Controlling response updating: Updating the data may be tricky when the response specified in a formula is not simply the name of a variable in the data. For example,
if the response was specified as I(foo^2)
the variable foo
is not what simulate.HLfit
will simulate, so foo
should not be updated with such simulation results, yet this is what should be updated in the data
. For some time spaMM has handled such cases by using an alternative way to provide updated response information, but this has some limitations. So spaMM now update the data after checking that this is correct, which the consequence that when response updating is needed (notably, for bootstrap procedures), the response should preferably be specified as the name of a variable in the data, rather than a more complicated expression.
However, in some cases, dynamic evaluation of the response variable may be helpful. For example, for bootstrapping hurdle models, the zero-truncated response may be specified as I(count[presence>0] <- NA; count)
(where both the zero-truncated count
and binary presence
variables are both updated by the bootstrap simulation). In that case the names of the two variables to be updated is provided by setting (say)
<fit object>$respNames <- c("presence", "count")
for an hurdle model fit as a bivariate-response model, with first submodel for presence/absence, and second submodel for zero-truncated response. A full example is developed in the “Gentle introduction” to spaMM (
https://gitlab.mbb.univ-montp2.fr/francois/spamm-ref/-/blob/master/vignettePlus/spaMMintro.pdf).
Alternatively for univariate-response fits, use
<fit object>$respName <- "count"
Controlling formula updating: Early versions of spaMM's update
method relied on stats::update.formula
whose results endorse stats
's (sometimes annoying) convention that a formula without an explicit intercept term actually includes an intercept. spaMM::update.HLfit
was then defined to avoid this problem. Formula updates should still be carefully checked, as getting them perfect has not been on the priority list.
Various post-fit functions from base R may use update.formula
directly, rather than using automatic method selection for update
. update.formula
is not itself a generic, which leads to the following problem. To make update.formula()
work on multivariate-response fits, one would like to be able to redefine it as a generic, with an HLfit
method that would perform what update_formulas
does, but such a redefinition appears to be forbidden in a package distributed on CRAN. Instead it is suggested to define a new generic spaMM::update
, which could have a spaMM::update.formula
as a method (possibly itself a generic). This would be of limited interest as the new spaMM::update.formula
would be visible to spaMM::update
but not to stats::update
, and thus the post-fit functions from base R would still not use this method.

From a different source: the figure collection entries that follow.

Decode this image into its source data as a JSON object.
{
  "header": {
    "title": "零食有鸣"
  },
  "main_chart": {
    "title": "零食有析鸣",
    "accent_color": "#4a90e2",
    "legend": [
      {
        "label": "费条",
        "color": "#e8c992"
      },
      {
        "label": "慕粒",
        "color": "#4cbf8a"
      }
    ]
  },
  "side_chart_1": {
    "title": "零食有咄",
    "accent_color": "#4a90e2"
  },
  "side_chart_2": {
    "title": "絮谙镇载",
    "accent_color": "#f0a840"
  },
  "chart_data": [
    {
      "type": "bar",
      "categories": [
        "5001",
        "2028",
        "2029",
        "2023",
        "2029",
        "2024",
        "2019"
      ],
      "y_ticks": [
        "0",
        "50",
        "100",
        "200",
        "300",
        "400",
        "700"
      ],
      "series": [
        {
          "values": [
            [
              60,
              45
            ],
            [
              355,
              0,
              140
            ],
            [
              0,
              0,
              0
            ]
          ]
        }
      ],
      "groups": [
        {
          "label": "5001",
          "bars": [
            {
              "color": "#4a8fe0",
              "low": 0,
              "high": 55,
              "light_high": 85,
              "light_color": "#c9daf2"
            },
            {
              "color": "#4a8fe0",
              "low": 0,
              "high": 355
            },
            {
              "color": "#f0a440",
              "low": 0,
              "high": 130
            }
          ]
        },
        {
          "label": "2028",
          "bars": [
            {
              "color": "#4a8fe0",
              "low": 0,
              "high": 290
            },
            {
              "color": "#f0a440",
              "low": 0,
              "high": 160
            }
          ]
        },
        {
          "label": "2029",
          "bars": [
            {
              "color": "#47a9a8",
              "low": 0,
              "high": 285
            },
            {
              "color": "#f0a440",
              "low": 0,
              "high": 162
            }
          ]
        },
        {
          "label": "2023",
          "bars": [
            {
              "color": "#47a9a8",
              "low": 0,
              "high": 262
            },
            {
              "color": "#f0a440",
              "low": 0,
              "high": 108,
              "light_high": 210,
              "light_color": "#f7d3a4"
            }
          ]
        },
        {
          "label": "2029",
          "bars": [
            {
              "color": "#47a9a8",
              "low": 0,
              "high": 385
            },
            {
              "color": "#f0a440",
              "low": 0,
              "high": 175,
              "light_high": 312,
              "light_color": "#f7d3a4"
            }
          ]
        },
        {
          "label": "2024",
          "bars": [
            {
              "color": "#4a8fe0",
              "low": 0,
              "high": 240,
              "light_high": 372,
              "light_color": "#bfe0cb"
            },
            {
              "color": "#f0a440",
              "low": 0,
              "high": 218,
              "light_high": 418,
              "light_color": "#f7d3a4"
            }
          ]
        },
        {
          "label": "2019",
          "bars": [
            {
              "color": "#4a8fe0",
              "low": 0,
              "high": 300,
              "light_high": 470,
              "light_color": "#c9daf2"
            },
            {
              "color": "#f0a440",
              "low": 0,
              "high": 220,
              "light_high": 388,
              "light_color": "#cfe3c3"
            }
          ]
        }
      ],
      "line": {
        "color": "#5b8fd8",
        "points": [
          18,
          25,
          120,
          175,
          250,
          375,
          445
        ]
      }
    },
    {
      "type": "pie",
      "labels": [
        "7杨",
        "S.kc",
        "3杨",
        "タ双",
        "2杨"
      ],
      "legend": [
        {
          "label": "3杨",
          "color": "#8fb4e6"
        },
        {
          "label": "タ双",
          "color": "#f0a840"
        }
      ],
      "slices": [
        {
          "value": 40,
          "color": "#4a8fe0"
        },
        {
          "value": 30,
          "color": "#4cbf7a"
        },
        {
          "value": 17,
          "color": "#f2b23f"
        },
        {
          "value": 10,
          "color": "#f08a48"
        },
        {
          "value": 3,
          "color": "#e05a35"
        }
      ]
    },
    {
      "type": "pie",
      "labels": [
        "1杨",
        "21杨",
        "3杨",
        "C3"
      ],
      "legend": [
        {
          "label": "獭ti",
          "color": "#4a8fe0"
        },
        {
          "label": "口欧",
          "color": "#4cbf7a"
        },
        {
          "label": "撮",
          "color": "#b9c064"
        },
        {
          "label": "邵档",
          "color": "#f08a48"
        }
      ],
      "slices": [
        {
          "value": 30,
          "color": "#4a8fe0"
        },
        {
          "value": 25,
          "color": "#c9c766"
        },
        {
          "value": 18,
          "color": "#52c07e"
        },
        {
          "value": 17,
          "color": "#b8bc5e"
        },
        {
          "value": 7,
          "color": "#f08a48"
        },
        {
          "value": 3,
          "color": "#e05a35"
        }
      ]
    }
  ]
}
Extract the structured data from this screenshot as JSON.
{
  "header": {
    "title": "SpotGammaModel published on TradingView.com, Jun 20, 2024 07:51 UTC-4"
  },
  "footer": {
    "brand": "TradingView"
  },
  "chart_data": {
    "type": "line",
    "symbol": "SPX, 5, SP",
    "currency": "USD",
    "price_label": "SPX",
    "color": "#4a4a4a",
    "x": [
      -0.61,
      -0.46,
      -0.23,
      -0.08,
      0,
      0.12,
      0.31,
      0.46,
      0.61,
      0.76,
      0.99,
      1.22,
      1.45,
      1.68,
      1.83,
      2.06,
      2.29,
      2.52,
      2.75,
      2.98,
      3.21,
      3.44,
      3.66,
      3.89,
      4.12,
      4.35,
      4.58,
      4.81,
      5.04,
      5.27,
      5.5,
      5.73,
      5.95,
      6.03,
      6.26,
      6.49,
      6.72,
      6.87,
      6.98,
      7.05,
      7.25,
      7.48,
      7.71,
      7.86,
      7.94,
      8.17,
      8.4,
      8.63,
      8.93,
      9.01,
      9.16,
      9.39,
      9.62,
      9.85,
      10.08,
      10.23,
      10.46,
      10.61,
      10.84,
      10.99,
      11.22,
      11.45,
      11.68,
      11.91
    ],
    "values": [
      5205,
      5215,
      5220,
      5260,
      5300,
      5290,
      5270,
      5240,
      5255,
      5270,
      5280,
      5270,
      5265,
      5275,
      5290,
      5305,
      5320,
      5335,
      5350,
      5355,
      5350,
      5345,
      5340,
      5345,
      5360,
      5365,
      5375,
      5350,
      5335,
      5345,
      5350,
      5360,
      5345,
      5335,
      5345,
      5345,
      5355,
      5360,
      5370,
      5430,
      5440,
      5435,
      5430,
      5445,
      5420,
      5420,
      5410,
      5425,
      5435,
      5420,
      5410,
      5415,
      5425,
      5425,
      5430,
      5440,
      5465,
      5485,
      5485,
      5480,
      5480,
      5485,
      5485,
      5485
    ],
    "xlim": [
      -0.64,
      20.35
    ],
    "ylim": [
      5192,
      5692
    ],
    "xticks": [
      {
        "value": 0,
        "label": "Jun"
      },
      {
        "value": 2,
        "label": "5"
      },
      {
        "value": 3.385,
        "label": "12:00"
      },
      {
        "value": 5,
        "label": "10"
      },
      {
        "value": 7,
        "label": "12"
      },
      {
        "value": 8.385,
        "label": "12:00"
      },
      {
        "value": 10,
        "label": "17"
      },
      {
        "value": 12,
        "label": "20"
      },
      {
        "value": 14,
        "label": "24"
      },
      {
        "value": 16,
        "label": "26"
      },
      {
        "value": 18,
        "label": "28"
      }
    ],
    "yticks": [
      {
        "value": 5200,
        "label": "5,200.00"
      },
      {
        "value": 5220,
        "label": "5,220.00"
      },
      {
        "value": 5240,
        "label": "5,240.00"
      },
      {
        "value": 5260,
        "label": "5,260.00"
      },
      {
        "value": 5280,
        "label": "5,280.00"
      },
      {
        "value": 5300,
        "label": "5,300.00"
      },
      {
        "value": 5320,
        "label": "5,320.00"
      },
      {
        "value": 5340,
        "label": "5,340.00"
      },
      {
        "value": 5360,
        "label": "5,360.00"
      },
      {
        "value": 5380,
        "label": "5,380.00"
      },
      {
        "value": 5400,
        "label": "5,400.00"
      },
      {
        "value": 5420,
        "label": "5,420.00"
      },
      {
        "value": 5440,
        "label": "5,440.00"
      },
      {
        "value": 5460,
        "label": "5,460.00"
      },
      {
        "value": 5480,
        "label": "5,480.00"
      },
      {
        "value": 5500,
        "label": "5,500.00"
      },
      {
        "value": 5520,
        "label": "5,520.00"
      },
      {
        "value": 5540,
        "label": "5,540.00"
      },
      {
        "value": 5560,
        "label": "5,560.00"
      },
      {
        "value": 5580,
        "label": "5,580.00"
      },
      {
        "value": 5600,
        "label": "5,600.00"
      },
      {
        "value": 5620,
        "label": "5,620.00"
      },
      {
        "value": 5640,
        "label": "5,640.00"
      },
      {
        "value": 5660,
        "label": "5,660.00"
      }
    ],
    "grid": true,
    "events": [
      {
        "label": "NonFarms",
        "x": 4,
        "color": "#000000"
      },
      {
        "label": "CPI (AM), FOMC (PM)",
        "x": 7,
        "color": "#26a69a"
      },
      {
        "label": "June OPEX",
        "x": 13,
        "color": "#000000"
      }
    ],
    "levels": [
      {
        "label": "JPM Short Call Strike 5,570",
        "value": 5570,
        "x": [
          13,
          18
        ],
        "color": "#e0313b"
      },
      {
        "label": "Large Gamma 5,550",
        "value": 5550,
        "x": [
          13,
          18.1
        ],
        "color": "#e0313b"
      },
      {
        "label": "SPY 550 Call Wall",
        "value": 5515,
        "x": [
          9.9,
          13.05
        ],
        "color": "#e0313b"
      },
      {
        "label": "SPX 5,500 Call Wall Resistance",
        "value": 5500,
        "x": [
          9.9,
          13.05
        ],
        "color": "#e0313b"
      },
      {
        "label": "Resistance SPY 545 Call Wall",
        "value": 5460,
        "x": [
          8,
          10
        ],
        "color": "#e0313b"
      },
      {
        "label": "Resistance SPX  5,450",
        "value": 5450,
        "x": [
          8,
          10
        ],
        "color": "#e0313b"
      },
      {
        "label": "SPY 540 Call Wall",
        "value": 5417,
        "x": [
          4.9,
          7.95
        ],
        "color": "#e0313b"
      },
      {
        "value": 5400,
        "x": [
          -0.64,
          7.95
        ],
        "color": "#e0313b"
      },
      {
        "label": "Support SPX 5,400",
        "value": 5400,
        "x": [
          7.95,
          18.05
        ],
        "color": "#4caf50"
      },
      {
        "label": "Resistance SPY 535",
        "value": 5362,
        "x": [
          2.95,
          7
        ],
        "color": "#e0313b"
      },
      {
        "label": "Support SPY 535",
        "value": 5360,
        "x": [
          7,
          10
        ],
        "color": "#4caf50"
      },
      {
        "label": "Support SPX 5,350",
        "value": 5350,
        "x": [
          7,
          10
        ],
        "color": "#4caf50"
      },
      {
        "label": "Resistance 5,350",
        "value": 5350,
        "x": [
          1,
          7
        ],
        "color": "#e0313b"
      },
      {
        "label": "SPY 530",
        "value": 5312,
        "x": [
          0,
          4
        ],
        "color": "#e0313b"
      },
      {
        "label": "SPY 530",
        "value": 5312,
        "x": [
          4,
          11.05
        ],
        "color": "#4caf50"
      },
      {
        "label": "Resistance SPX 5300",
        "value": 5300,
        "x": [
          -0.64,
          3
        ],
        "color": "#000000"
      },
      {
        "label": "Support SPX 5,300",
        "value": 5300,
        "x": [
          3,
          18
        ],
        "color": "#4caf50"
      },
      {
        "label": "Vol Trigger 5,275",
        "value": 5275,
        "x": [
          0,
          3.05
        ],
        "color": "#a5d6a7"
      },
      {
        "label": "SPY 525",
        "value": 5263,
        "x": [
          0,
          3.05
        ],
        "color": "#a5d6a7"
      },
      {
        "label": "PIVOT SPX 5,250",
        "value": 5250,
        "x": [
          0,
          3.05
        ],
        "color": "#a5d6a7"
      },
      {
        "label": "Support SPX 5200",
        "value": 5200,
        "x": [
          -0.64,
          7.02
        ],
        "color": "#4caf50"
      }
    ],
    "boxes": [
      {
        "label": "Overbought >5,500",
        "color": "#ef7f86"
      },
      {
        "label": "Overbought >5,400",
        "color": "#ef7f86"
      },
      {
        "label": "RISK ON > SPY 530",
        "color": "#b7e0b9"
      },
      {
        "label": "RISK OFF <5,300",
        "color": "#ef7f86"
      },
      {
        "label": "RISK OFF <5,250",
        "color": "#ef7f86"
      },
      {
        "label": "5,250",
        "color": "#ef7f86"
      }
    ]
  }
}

Safe updating: update(<fit>, ...)
, as a general rule, is tricky. update
methods are easily affected in a non-transparent way by changes in variables used in the original call. For example
foo <- rep(1,10)
m <- lm(rnorm(10)~1, weights=foo)
rm(foo)
update(m, .~.) # Error
To avoid such problems, spaMM tries to avoid references to variables in the global environment, by enforcing that the data are explicitly provided to the fitting functions by the data
argument, and that any variable used in the prior.weights
argument is in the data.
Bugs can also result when calling update
on a fit produced within some function, say function somefn
calling fitme(data=mydata,...)
, as e.g. update(<fit>)
will then seek a global variable mydata
that may differ from the fitted mydata
which was local to somefn
.